With annual sales estimated of around €200 million at the wholesale level, representing about 10 percent of Lacoste's total wholesale-equivalent turnover, Pentland Brands and Lacoste have decided to transform their 26-year-old licensing agreement for Lacoste footwear into a capital and profit-sharing joint venture.

As part of the new agreement between the two companies, Lacoste will take over the distribution of the footwear line in all the markets outside the U.K., where Pentland has a solid sales structure for all its brands. For example, Pentland remains a licensee of the Royer Group in the U.K. for Kickers. It still owns Kangaroos, but the brand continues to be sold outside the U.K. by strong licensees like Bernd Hummel, which has been successfully in charge of most of the markets in Continental Europe for a long time.

On the other hand, Lacoste has a solid sales and distribution structure in many other countries including France, Germany, the U.S., China and South Korea. It recently acquired the distribution rights for Spain from a local licensee. Lacoste also has a network of more than 1,000 corporate and franchised stores around the world, plus about 2,000 corners.

The new joint venture between Pentland and Lacoste will be based at Pentland's head office in London. It will be in charge of design, product development and manufacturing of the Lacoste footwear line.

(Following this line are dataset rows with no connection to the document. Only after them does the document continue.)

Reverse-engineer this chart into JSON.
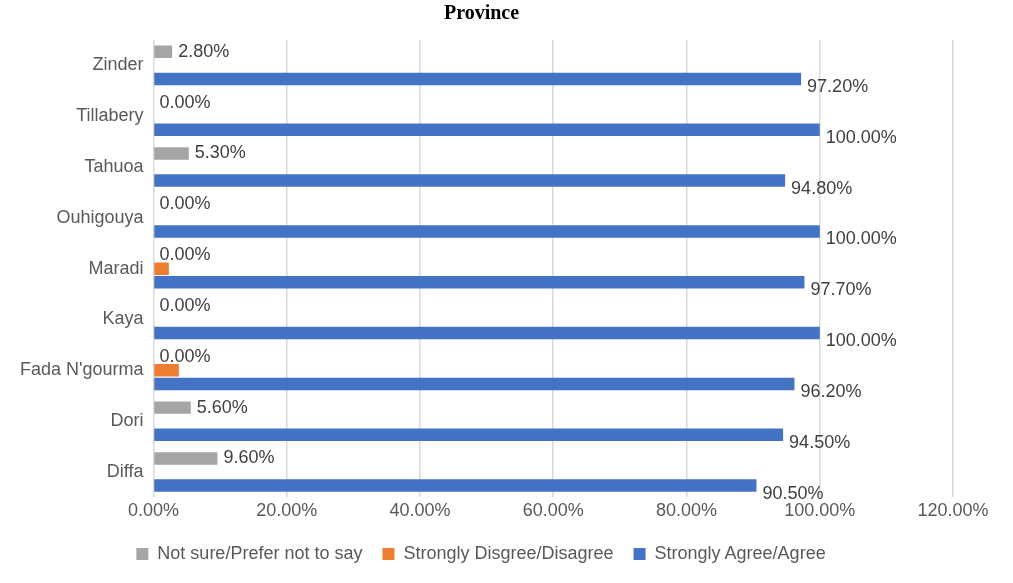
{
  "chart_data": {
    "type": "bar",
    "orientation": "horizontal",
    "title": "Province",
    "categories": [
      "Zinder",
      "Tillabery",
      "Tahuoa",
      "Ouhigouya",
      "Maradi",
      "Kaya",
      "Fada N'gourma",
      "Dori",
      "Diffa"
    ],
    "series": [
      {
        "name": "Not sure/Prefer not to say",
        "color": "#a5a5a5",
        "values": [
          2.8,
          0,
          5.3,
          0,
          0,
          0,
          0,
          5.6,
          9.6
        ],
        "value_labels": [
          "2.80%",
          "0.00%",
          "5.30%",
          "0.00%",
          "0.00%",
          "0.00%",
          "0.00%",
          "5.60%",
          "9.60%"
        ]
      },
      {
        "name": "Strongly Disgree/Disagree",
        "color": "#ed7d31",
        "values": [
          0,
          0,
          0,
          0,
          2.3,
          0,
          3.8,
          0,
          0
        ]
      },
      {
        "name": "Strongly Agree/Agree",
        "color": "#4472c4",
        "values": [
          97.2,
          100,
          94.8,
          100,
          97.7,
          100,
          96.2,
          94.5,
          90.5
        ],
        "value_labels": [
          "97.20%",
          "100.00%",
          "94.80%",
          "100.00%",
          "97.70%",
          "100.00%",
          "96.20%",
          "94.50%",
          "90.50%"
        ]
      }
    ],
    "xlim": [
      0,
      120
    ],
    "xticks": [
      {
        "value": 0,
        "label": "0.00%"
      },
      {
        "value": 20,
        "label": "20.00%"
      },
      {
        "value": 40,
        "label": "40.00%"
      },
      {
        "value": 60,
        "label": "60.00%"
      },
      {
        "value": 80,
        "label": "80.00%"
      },
      {
        "value": 100,
        "label": "100.00%"
      },
      {
        "value": 120,
        "label": "120.00%"
      }
    ],
    "grid": "x",
    "legend": "bottom"
  }
}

As previously reported, Lacoste's management recently decided to dedicate a whole wall to its footwear range and other accessories in some of its stores, starting with new locations in London, Paris and Los Angeles. It also indicated that the footwear range will be expanded, but a spokesman for the brand said it will not move into technical tennis shoes, in spite of its tennis heritage.

In a statement to the press, Thierry Guibert, chief executive of the Lacoste Group, said the merger with Pentland is fully in line with Lacoste's strategic plan, which aims to promote the brand's prestige and optimize the coordination of all the product categories.

The consolidation process has been going on for years. In 2011, the apparel licensee of Lacoste, Devanlay, took over the license for Lacoste leathergoods from LATR. The next year, Maus Frères, the big Swiss holding company that has owned Devanlay since 1998, took over the Lacoste brand as well.